Amy Westervelt
Amy never intended to become a climate journalist (especially since it wasn’t a job she’d ever heard of, or that anyone had when she first started). She stumbled into the position by accident: one of her many freelance writing jobs involved doing case studies for Shell, in which she was asked to deliberately cover up the negative effects of drilling. Instead of writing the study, she pitched a story to magazines on the manipulated findings.
When an environmental magazine picked it up, that was that. Amy has since become one of the most prominent climate journalists in the country, with articles and podcasts that reach millions.
But what had seemed so simple as a young freelancer—do the right thing—grew more complicated when she got married and had kids. How could she prepare her children for a world that might be unlivable? When she turned down an article to care for her kids, was she a bad person for not devoting all her energy to the climate fight? Or a bad mother for even wondering if something else was more important than her kids?
Then Amy’s father took his own life, and she really lost her bearings. Her father had been crushed by the social pressure to be the unbreakable provider, the one who never cracks or shows vulnerability. He was of a generation of men who didn’t think they were allowed to ask for help. The cruelty and destruction in the world were overwhelming—yet they were all expected to “just deal with it.”

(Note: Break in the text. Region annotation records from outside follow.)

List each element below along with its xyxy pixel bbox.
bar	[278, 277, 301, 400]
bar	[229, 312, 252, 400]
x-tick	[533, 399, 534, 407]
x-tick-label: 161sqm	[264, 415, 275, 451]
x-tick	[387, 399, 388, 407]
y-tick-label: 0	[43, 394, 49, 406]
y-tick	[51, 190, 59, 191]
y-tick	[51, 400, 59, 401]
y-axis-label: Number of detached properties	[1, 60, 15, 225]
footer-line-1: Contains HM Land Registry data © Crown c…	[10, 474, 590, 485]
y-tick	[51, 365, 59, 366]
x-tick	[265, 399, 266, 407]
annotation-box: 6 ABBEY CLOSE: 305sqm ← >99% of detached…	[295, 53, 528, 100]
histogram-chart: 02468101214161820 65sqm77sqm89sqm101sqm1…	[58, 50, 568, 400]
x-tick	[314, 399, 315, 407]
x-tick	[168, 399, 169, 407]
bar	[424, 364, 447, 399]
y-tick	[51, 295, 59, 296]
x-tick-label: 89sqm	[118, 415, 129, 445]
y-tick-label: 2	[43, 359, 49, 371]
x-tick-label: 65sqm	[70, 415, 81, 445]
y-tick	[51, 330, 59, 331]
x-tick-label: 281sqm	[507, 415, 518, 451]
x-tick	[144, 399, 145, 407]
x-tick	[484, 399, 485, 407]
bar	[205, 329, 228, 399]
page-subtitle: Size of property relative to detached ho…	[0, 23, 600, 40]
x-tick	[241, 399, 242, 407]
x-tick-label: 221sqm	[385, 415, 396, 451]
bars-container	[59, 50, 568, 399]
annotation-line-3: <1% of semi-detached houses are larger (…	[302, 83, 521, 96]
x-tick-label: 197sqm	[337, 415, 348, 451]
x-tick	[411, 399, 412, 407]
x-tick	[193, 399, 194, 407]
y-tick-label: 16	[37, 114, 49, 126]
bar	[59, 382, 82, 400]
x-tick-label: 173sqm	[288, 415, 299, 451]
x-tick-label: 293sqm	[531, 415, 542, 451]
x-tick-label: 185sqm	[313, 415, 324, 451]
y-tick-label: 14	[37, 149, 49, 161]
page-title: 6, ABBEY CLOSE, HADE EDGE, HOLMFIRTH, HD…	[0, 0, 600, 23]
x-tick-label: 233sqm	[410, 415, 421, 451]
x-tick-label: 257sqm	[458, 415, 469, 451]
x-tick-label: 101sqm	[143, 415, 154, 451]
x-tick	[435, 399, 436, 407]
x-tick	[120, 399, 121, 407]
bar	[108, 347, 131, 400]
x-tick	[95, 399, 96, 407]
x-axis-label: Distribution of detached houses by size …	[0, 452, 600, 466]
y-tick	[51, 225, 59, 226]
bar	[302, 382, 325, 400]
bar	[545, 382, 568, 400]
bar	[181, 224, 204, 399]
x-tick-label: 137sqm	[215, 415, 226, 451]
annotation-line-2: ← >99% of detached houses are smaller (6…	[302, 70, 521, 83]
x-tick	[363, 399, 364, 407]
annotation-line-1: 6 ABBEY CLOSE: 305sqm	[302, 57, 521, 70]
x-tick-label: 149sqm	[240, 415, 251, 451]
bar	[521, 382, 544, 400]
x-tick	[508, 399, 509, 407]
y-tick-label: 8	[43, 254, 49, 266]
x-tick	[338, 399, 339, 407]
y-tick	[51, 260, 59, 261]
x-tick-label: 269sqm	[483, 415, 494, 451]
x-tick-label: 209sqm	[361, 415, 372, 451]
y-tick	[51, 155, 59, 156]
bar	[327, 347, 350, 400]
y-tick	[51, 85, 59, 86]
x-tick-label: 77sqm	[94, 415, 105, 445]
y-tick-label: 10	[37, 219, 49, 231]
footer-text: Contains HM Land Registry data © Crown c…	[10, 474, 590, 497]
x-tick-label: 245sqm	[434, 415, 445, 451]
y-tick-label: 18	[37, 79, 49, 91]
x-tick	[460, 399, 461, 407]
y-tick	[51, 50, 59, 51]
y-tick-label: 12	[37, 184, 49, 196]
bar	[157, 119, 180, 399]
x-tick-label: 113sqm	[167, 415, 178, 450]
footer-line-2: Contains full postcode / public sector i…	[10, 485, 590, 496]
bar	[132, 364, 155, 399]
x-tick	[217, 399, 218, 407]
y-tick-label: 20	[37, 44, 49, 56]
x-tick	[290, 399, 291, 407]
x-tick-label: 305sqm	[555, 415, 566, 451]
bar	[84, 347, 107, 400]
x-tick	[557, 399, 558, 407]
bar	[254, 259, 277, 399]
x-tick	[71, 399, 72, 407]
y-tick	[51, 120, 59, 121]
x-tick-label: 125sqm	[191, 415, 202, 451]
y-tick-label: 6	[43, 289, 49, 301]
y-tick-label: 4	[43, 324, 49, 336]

Soon after, Amy was sent to cover yet another wildfire. A dazed mother asked her if she had any spare diapers for her two-year-old, who had just barely been snatched from a burning house, and Amy’s heart broke.
She didn’t want to treat the woman like a source—she just wanted to give her some damn diapers. She wanted her reporting to do more than provide facts. She wanted to reflect the very real pain she and others were feeling. The next time a middle-aged man shushed her for getting “too emotional” in a discussion on climate disasters, Amy snapped back, “Why the hell else should we get emotional?” She was done with being the strong, silent type—people were going to know how she, and so many others, felt.